Too many questions, I’ll try to answer.
Firstly, NRB has been urging banks to issue debentures. Mandatory policy jastai cha, I forgot the exact numbers. So this is one of the reason why Banks are issuing debentures. Also for a bank, issuing debentures is not to use that money to give loans but more to back the loans by increasing capital. Because banks finance their loan from deposits, they simply have capital to back the loans/assets. For instance real example, I took vehicle loan at 7% and interest on debenture is 8.5%, this business models is not feasible for a bank. It can’t raise capital at 8.5% and give me loans at 7%. Banks issue loans from deposits and not capital. Unlike a manufacturing company, which uses capital raised from debentures/bonds to invest in assets, banks isse them to meet the capital requirement and not necessarily to issue loan from it.
FD rates will always be lower to debentures. Debentures are risky in comparison to FD. Moreover for a bank, debentures are subordinate to deposits. So in case of bankruptcy, depositors get their money first then debenture holders. Also deposits are backed by insurance polices as well, hence low risk. If debentures rate were lower than FD, why would anyone invest in debenture? Also since the NRB has a policy is place that mandates banks to issue debentures, they must be able to sell the debt instruments by increasing %.
Debt reduces tax burden because interest expenses are tax deductible.
Debentures are tier 2 capital of a bank. The more the assets /loans, then more capital the bank requires. There is no direct relationship between CD ratio and debentures. CD depends upon deposits. Now banks issue credit to different sectors like retail, government, mortgage. The risk associated with retail loan is higher than mortgage hence if A bank has more retail loans and B has more mortgage, bank A must have higher capital than bank B because the investments of bank A is risky. So there isn’t a direct relationship between CD and debentures, but indirect cahi cha.
The debenture amount can be seen on liabilities side of the balance sheet. Debt securities issued ma.

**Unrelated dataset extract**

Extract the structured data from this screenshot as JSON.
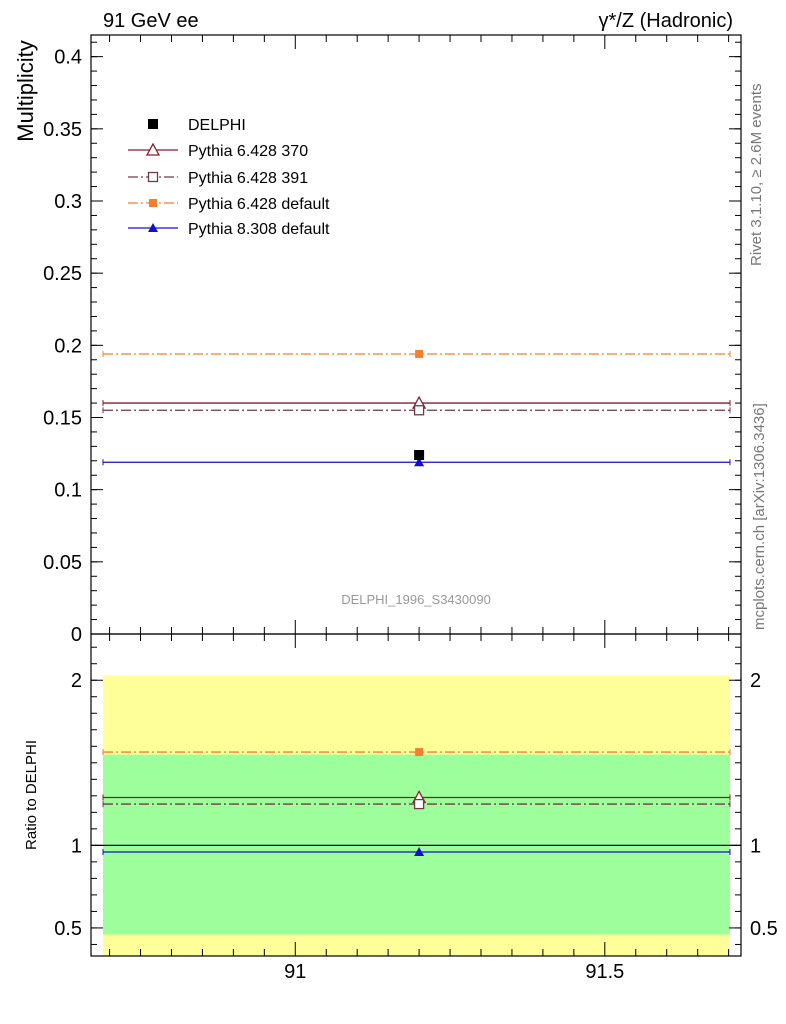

The amount paid on debenture by the bank to debentures holders is the coupon rate times FV. Its an expense, on income statement. I think it’s included in the interest expense section under ‘interest on borrowing’.
As I said debentures are tier 2 capital. And banks needs it, so even if the current issued debentures are expired, banks will rollover and issue new debentures. Think of it this way, the more the bank grows, the more capital it needs and capital can come either by raising equity or debentures. So debentures redemption hudai ma dividend giving capacity increase huncha vanne hoina jaha samma malie lagcha.
The last question is kind of mix. And depends upon situation. Leverage usually increases EPS. If your question is that, will expiration of debenture the company doesn’t have to pay interest to debenture holders and then with low expenses the EPS increases? Then read the above paragraph.
In short, if you are an equity holder, high debt will increase ROE given that the debt is sustainable.
Most of these questions don’t have yes or no answers.
Correct me if I am wrong, it’s been a while since I have read about banking policies of Nepal.